Show HN: Automated tech news site with custom multi-LLM agent pipelines

3 pointsposted 6 hours ago
by siddkgn

3 Comments

siddkgn

6 hours ago

I built this autonomous pipeline to see if agentic orchestration could replicate a high-quality editorial desk with zero manual overhead. This is a a tech news stream that removes the "noise" (deals, opinions, fluff) using a multi-model agentic approach.

The Agentic Pipeline (runs every 2 hour):

I custom-coded the orchestration to swap LLMs based on their specific strengths:

1. Discovery: Scrapes raw feeds, removes duplicates, and checks against the published cache.

2. Classification (default:Gemini): Filters out non-tech news and "opinion" pieces. Gemini's context window makes it great for high-volume filtering.

3. Prioritization: Selects the top 5 most impactful stories from the filtered list.

4. Authoring (default:GPT-4o): Drafts the report based on the raw facts provided by the Discovery agent.

5. Proofreader (default:Sonnet 3.5): Handles the final edit to ensure a human-like tone and fact-checks against the source.

The Lean Tech Stack:

- Backend: Custom Python orchestration.

- Publishing: WordPress API (Website) + X API (Twitter) + Zapier (LinkedIn).

- Stateless: I bypass a local database entirely, using the WordPress REST API as my primary content store.

- Optimized: A "Non-News Cache" prevents re-processing URLs already identified as noise, saving in token costs.

Every post starts with a disclaimer and cites the original sources. Currently, it's 100% automated and has grown to 50 organic followers.
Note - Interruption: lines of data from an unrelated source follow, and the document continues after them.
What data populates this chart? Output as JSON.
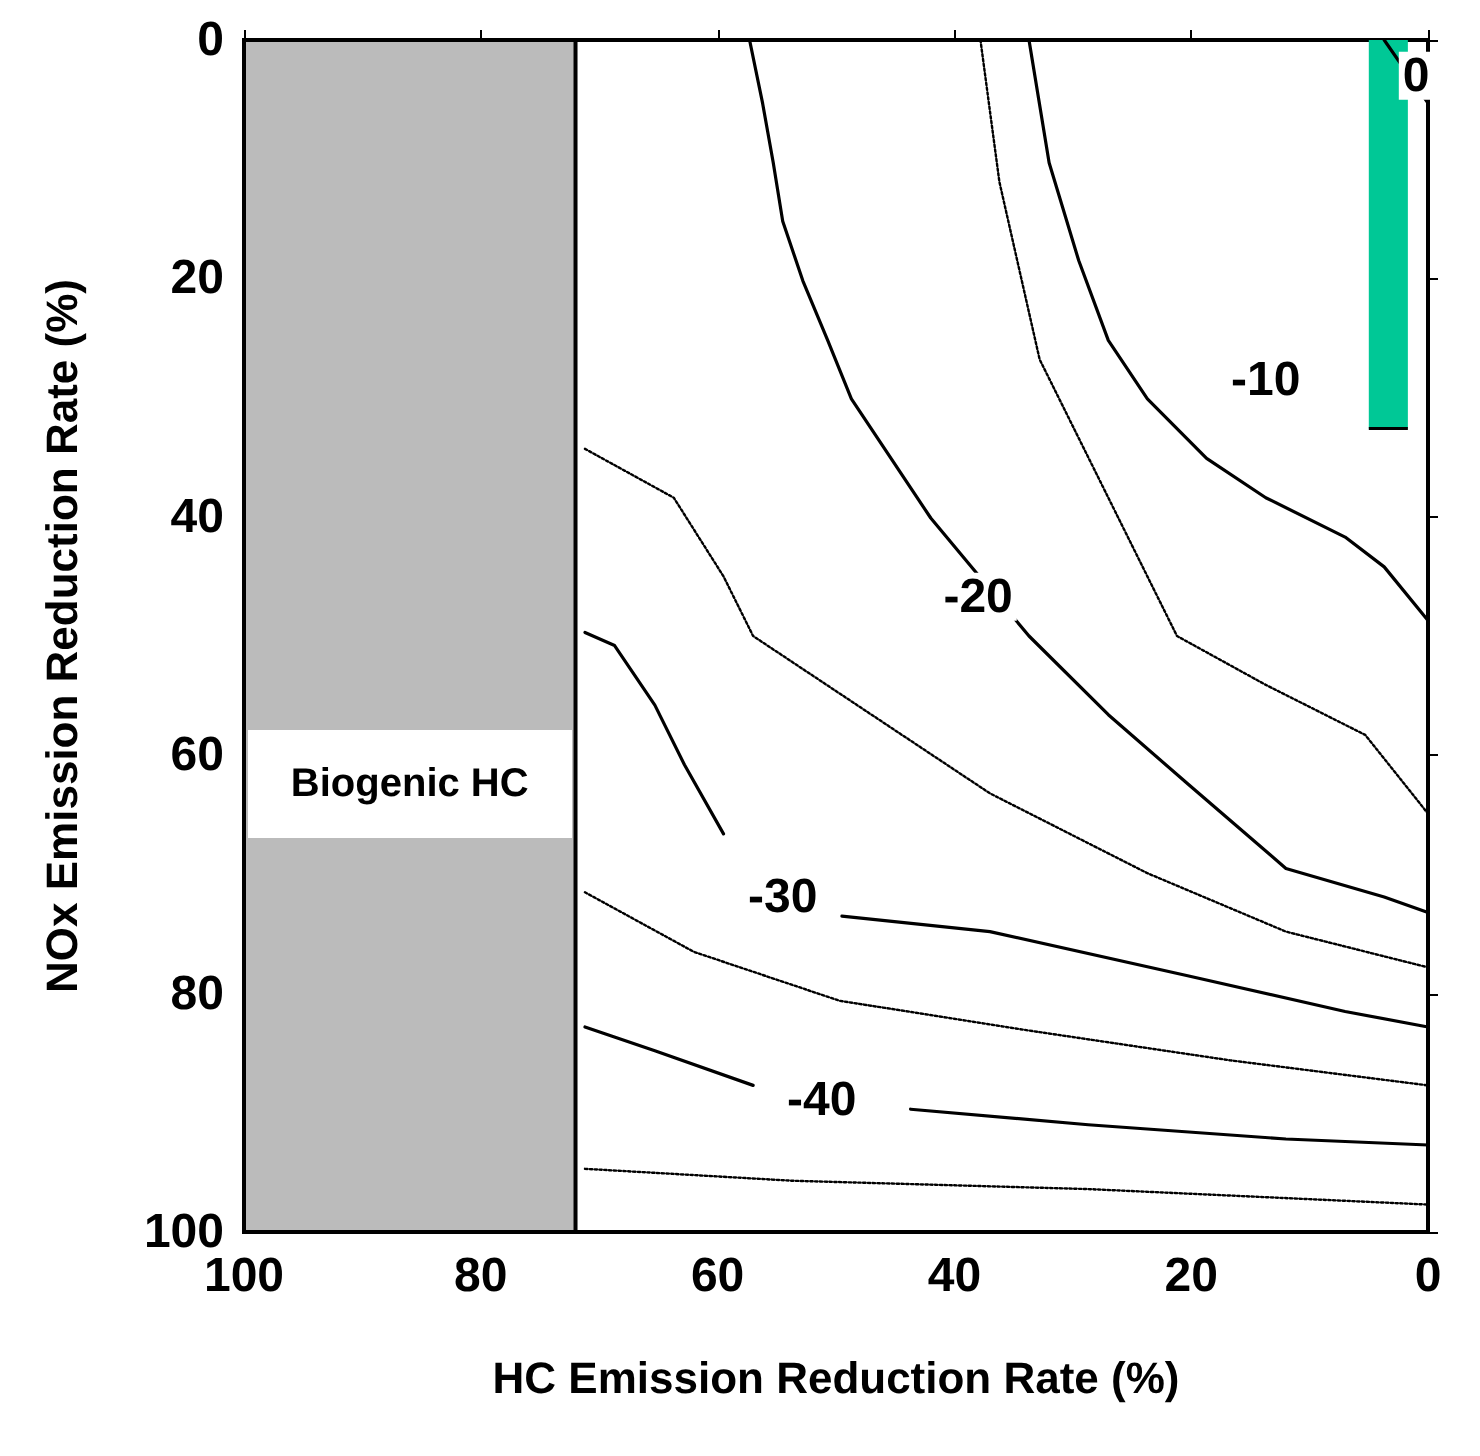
{
  "chart_data": {
    "type": "line",
    "xlabel": "HC Emission Reduction Rate (%)",
    "ylabel": "NOx Emission Reduction Rate (%)",
    "xlim": [
      100,
      0
    ],
    "xticks": [
      100,
      80,
      60,
      40,
      20,
      0
    ],
    "ylim": [
      100,
      0
    ],
    "yticks": [
      0,
      20,
      40,
      60,
      80,
      100
    ],
    "grid": false,
    "marker": "none",
    "series": [
      {
        "type": "area",
        "color": "#00c896",
        "line_style": "solid",
        "x": [
          5,
          1.7
        ],
        "values": [
          32.6,
          32.6
        ]
      },
      {
        "color": "#000000",
        "line_style": "solid",
        "x": [
          3.7,
          0
        ],
        "values": [
          0,
          5.3
        ]
      },
      {
        "color": "#000000",
        "line_style": "dotted",
        "x": [
          37.8,
          36.2,
          32.8,
          27,
          21.2,
          13.7,
          5.3,
          0
        ],
        "values": [
          0,
          11.9,
          26.8,
          38.4,
          50,
          54.1,
          58.3,
          64.9
        ]
      },
      {
        "color": "#000000",
        "line_style": "solid",
        "x": [
          33.7,
          32,
          29.5,
          27,
          23.7,
          18.7,
          13.7,
          7,
          3.7,
          0
        ],
        "values": [
          0,
          10.3,
          18.5,
          25.2,
          30.1,
          35.1,
          38.4,
          41.7,
          44.2,
          48.7
        ]
      },
      {
        "color": "#000000",
        "line_style": "dotted",
        "x": [
          71.2,
          63.7,
          59.5,
          57,
          47,
          37,
          23.7,
          12,
          0
        ],
        "values": [
          34.3,
          38.4,
          45,
          50,
          56.6,
          63.2,
          69.9,
          74.8,
          77.8
        ]
      },
      {
        "color": "#000000",
        "line_style": "solid",
        "x": [
          57.3,
          56.2,
          55.3,
          54.5,
          52.8,
          50.7,
          48.7,
          42,
          33.7,
          27,
          20.3,
          12,
          3.7,
          0
        ],
        "values": [
          0,
          5.3,
          10.3,
          15.2,
          20.2,
          25.2,
          30.1,
          40.1,
          50,
          56.6,
          62.4,
          69.5,
          71.9,
          73.2
        ]
      },
      {
        "color": "#000000",
        "line_style": "dotted",
        "x": [
          71.2,
          62,
          49.7,
          33.7,
          16.7,
          0
        ],
        "values": [
          71.5,
          76.5,
          80.6,
          83.1,
          85.6,
          87.7
        ]
      },
      {
        "color": "#000000",
        "line_style": "solid",
        "x": [
          71.2,
          68.7,
          65.3,
          62.8,
          59.5,
          54.5,
          49.5,
          37,
          20.3,
          7,
          0
        ],
        "values": [
          49.7,
          50.8,
          55.8,
          60.8,
          66.6,
          null,
          73.5,
          74.8,
          78.5,
          81.5,
          82.8
        ]
      },
      {
        "color": "#000000",
        "line_style": "dotted",
        "x": [
          71.2,
          53.7,
          28.7,
          0
        ],
        "values": [
          94.7,
          95.7,
          96.4,
          97.7
        ]
      },
      {
        "color": "#000000",
        "line_style": "solid",
        "x": [
          71.2,
          65.3,
          57,
          51.2,
          43.7,
          28.7,
          12,
          0
        ],
        "values": [
          82.8,
          84.8,
          87.7,
          null,
          89.7,
          91,
          92.2,
          92.7
        ]
      }
    ],
    "bands": [
      {
        "axis": "x",
        "from": 100,
        "to": 72,
        "label": "Biogenic HC",
        "color": "#bbbbbb"
      }
    ],
    "annotations": [
      {
        "text": "0",
        "x": 1,
        "y": 3
      },
      {
        "text": "-10",
        "x": 13.7,
        "y": 28.5
      },
      {
        "text": "-20",
        "x": 38,
        "y": 46.7
      },
      {
        "text": "-30",
        "x": 54.5,
        "y": 71.9
      },
      {
        "text": "-40",
        "x": 51.2,
        "y": 88.9
      }
    ]
  }
}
I'd love to hear feedback on the "agentic" logic or how I can better handle potential classification hallucinations!

vivzkestrel

6 hours ago

- define "impactful" ? how do you what is impactful and what is not, where is the threshold for it?

siddkgn

4 hours ago

Currently, 'impactful' is defined by category filtering and the removal of deal/opinion content within each 2-hour cycle. Because it runs frequently, it prioritizes the most news in that moment based on confidence score. I recognize that 'impact' is subjective, and it will mostly cover all stories at the end of the day. so I’d love to get your feedback on the stories it picked today, which felt useful to you?